Dalle indicazioni strategiche di Xi Jinping risulta evidente che la priorità della Cina è applicare l’IA all’“economia reale”, incrementando così la produttività nei settori economici tradizionali e soprattutto nella produzione manifatturiera. Questa strategia intende rispondere a diversi problemi che l’economia cinese si trova a fronteggiare in questo periodo storico: il rallentamento della crescita economica, il rapido invecchiamento della popolazione e la decelerazione della produttività. Sotto la guida statale, l’AI intende diventare la tecnologia di punta nell’innovazione dei settori produttivi Cinesi, che vanno dunque ad attingere non tanto alle prestazioni dell’AI generativa ma dell’AI operativa. Si tratta di forme di narrow AI verticali, progettate per rendere più competitivi i vari comparti produttivi.
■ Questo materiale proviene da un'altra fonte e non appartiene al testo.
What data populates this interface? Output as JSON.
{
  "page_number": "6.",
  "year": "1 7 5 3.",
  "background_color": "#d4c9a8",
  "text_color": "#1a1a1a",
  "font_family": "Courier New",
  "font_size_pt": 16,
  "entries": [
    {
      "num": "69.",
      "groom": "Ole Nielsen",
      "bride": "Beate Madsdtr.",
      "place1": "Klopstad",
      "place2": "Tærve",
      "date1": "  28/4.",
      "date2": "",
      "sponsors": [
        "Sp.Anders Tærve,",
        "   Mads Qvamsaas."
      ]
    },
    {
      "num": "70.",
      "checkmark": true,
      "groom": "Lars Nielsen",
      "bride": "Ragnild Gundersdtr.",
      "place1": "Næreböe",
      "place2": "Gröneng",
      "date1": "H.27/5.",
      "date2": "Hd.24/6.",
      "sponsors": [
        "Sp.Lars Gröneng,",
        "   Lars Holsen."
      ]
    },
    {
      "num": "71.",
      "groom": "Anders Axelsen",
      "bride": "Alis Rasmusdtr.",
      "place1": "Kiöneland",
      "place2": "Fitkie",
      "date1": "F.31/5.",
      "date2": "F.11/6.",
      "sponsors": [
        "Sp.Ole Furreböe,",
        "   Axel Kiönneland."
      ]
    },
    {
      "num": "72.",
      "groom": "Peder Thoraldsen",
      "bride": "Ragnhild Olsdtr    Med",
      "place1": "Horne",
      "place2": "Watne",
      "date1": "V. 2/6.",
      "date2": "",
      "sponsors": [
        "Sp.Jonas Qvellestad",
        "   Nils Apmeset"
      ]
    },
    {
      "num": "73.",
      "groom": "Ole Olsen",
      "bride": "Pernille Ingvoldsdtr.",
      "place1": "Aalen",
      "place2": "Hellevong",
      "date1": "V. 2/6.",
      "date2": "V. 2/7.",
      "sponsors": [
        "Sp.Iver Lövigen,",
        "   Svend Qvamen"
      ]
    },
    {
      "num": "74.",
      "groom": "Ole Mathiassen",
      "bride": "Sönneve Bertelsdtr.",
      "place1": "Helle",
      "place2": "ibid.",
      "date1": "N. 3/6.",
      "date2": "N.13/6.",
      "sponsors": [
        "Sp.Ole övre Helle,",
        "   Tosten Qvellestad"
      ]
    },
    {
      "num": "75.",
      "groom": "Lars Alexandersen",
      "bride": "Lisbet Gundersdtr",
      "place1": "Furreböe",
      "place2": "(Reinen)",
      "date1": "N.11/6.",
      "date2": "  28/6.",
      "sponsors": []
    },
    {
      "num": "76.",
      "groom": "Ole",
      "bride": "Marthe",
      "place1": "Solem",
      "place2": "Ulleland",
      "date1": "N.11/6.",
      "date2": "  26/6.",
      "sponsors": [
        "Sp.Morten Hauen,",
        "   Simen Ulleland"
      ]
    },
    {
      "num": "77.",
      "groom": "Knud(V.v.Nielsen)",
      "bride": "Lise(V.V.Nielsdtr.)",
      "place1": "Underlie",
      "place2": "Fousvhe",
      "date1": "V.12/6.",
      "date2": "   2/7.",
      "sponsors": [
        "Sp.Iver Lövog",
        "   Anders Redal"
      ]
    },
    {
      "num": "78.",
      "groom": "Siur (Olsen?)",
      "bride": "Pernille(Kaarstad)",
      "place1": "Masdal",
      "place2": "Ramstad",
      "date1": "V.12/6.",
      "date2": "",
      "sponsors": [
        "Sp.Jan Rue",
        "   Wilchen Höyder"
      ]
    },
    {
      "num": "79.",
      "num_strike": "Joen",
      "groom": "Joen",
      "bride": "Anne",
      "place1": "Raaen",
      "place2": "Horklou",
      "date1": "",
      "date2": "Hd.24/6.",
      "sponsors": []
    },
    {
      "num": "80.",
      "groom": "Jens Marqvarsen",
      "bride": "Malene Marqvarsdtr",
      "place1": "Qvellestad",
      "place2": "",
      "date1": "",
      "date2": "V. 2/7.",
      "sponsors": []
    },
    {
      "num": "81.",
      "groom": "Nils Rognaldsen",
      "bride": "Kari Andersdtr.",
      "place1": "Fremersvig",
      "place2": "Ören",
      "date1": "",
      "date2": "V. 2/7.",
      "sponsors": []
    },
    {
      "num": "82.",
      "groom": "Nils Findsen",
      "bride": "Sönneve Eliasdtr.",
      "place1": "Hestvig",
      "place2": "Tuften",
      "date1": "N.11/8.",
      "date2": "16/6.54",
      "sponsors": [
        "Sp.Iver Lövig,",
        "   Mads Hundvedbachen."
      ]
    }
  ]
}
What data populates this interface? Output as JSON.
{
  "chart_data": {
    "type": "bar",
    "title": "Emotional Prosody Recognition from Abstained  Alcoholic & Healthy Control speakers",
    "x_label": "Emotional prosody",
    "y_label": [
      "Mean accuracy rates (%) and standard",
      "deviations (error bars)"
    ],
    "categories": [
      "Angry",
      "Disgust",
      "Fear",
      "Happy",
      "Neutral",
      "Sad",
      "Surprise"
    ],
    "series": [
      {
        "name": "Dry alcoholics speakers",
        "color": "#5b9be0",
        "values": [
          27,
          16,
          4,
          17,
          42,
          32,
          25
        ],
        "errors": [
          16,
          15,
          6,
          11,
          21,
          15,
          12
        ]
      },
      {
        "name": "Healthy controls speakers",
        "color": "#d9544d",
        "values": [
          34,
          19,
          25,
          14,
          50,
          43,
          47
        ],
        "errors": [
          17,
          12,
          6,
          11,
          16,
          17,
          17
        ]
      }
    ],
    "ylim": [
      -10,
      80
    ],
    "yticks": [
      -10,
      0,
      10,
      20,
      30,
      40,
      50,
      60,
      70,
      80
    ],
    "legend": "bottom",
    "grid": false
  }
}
Tuttavia, anche la Cina – come lo stesso Giappone che rappresenta un modello vincente nell’adozione della tecnologia in ogni comparto– si sta confrontando con un “deficit di diffusione” dell’innovazione dall’ambito accademico a quello economico: questo deficit, unito a uno squilibrio tra domanda e offerta di competenze professionali qualificate, fa nascere la necessità di investire sulla formazione.
Anche in questi Paesi tecnologicamente avanzati è dunque evidente il gap tra innovazione e sviluppo mediante l’applicazione delle innovazioni prodotte. Passare dalle parole ai fatti è sempre complesso. Anche per un probabile impatto rilevante dell’automazione sull’occupazione, che in Cina può assumere dimensioni critiche.